Keep sessions short (15-20 minutes maximum), take breaks when you feel frustration rising, ask questions instead of lecturing, and remember that repeated mistakes indicate a need for different explanation, not child deficiency. Your calm is more important than your expertise.
Should I compare my child to classmates who are better at math?
Never compare children to others—it creates anxiety and damages confidence. Instead, compare your child to their past self: 'Last week this took 10 minutes, now it takes 7.' This builds a growth mindset where progress is personal, not competitive.
How long should math homework help sessions last?
Research shows 10-20 minutes is optimal for elementary-age children. Beyond that, cognitive fatigue sets in and retention drops. Short daily sessions are far more effective than occasional long marathons. If you hit a wall, stop and try again tomorrow.
Why does my child guess answers instead of thinking through problems?
Answer-focused environments create guessing behavior. When we only praise correct answers, children learn to guess hoping to be right rather than thinking carefully. Shift to praising process: 'I love how you broke that into smaller steps' or 'Good job checking your work.'
How do I know if I'm showing frustration even when I think I'm calm?
Children read micro-expressions with devastating accuracy. Signs you may be showing frustration: sighing, impatient tone, rushed explanations, closed body language, or 'the look.' If you're not sure, ask your child directly—their answer may surprise you.

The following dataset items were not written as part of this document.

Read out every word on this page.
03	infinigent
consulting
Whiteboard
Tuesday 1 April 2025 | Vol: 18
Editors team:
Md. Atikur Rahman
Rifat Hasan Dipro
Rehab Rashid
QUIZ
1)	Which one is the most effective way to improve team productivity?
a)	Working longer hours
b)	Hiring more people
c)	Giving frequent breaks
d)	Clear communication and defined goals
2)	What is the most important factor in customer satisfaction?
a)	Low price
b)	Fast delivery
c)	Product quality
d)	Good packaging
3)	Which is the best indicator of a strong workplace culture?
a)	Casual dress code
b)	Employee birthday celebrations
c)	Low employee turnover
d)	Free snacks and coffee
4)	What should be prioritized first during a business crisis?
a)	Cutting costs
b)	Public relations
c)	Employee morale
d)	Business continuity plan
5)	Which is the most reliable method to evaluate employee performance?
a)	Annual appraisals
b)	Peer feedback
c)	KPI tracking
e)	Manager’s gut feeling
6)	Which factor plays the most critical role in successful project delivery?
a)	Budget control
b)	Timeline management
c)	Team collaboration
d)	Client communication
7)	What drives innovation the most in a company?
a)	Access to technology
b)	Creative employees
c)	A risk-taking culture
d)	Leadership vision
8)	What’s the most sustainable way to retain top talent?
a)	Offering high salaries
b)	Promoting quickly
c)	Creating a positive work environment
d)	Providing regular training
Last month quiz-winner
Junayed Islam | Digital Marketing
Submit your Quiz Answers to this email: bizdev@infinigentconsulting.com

Is it too late to fix my approach if I've been doing it wrong for years?
It's never too late. Children are remarkably resilient and respond quickly to positive changes. You can even acknowledge past mistakes directly. Most children adjust within weeks when they sense a genuinely different, supportive approach.
Why do I talk so much when helping with math? How do I listen better?

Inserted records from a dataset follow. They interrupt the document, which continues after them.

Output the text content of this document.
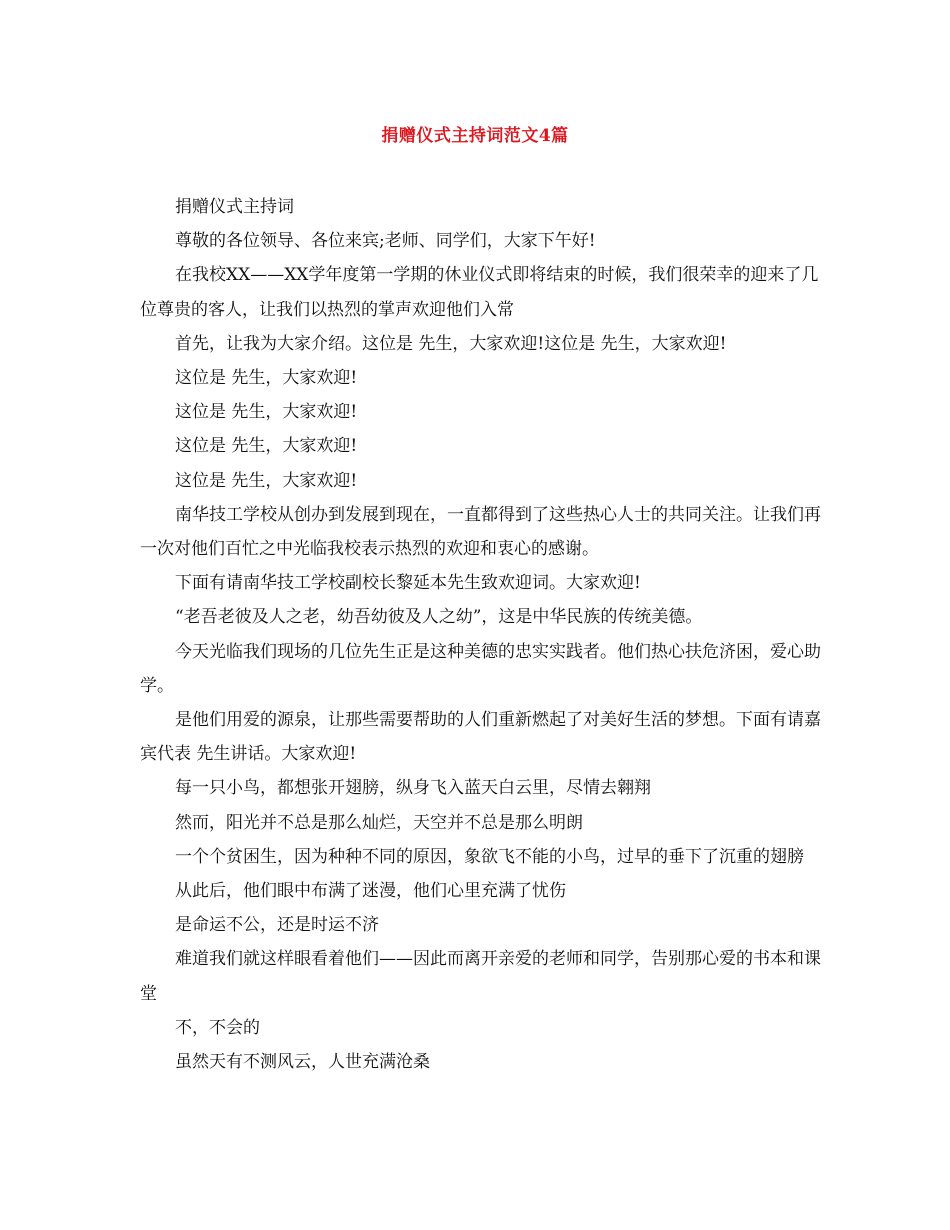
捐赠仪式主持词范文4篇

捐赠仪式主持词

尊敬的各位领导、各位来宾;老师、同学们，大家下午好!

在我校XX——XX学年度第一学期的休业仪式即将结束的时候，我们很荣幸的迎来了几位尊贵的客人，让我们以热烈的掌声欢迎他们入常

首先，让我为大家介绍。这位是 先生，大家欢迎!这位是 先生，大家欢迎!

这位是 先生，大家欢迎!

这位是 先生，大家欢迎!

这位是 先生，大家欢迎!

这位是 先生，大家欢迎!

南华技工学校从创办到发展到现在，一直都得到了这些热心人士的共同关注。让我们再一次对他们百忙之中光临我校表示热烈的欢迎和衷心的感谢。

下面有请南华技工学校副校长黎延本先生致欢迎词。大家欢迎!

“老吾老彼及人之老，幼吾幼彼及人之幼”，这是中华民族的传统美德。

今天光临我们现场的几位先生正是这种美德的忠实实践者。他们热心扶危济困，爱心助学。

是他们用爱的源泉，让那些需要帮助的人们重新燃起了对美好生活的梦想。下面有请嘉宾代表 先生讲话。大家欢迎!

每一只小鸟，都想张开翅膀，纵身飞入蓝天白云里，尽情去翱翔

然而，阳光并不总是那么灿烂，天空并不总是那么明朗

一个个贫困生，因为种种不同的原因，象欲飞不能的小鸟，过早的垂下了沉重的翅膀

从此后，他们眼中布满了迷漫，他们心里充满了忧伤

是命运不公，还是时运不济

难道我们就这样眼看着他们——因此而离开亲爱的老师和同学，告别那心爱的书本和课堂

不，不会的

虽然天有不测风云，人世充满沧桑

Parents naturally want to explain and fix. Break this habit by asking questions first: 'Walk me through your thinking,' 'Where does it get confusing?' 'What have you tried?' Often, children spot their own errors just by explaining. And you'll understand their actual confusion.
How can visual tools like soroban help struggling math students?
Visual-tactile tools like the soroban externalize mental processes, making abstract math concrete and visible. Children can see what's happening instead of holding everything in working memory. This reduces cognitive load and helps build genuine understanding rather than rote memorization.
What should I do when my child says they hate math?
'I hate math' usually means 'math makes me feel bad about myself.' Check your own approach for comparison, visible frustration, or answer-focused feedback. Create positive experiences with short sessions, process praise, and tools that make math tangible. The goal is to rebuild their relationship with math.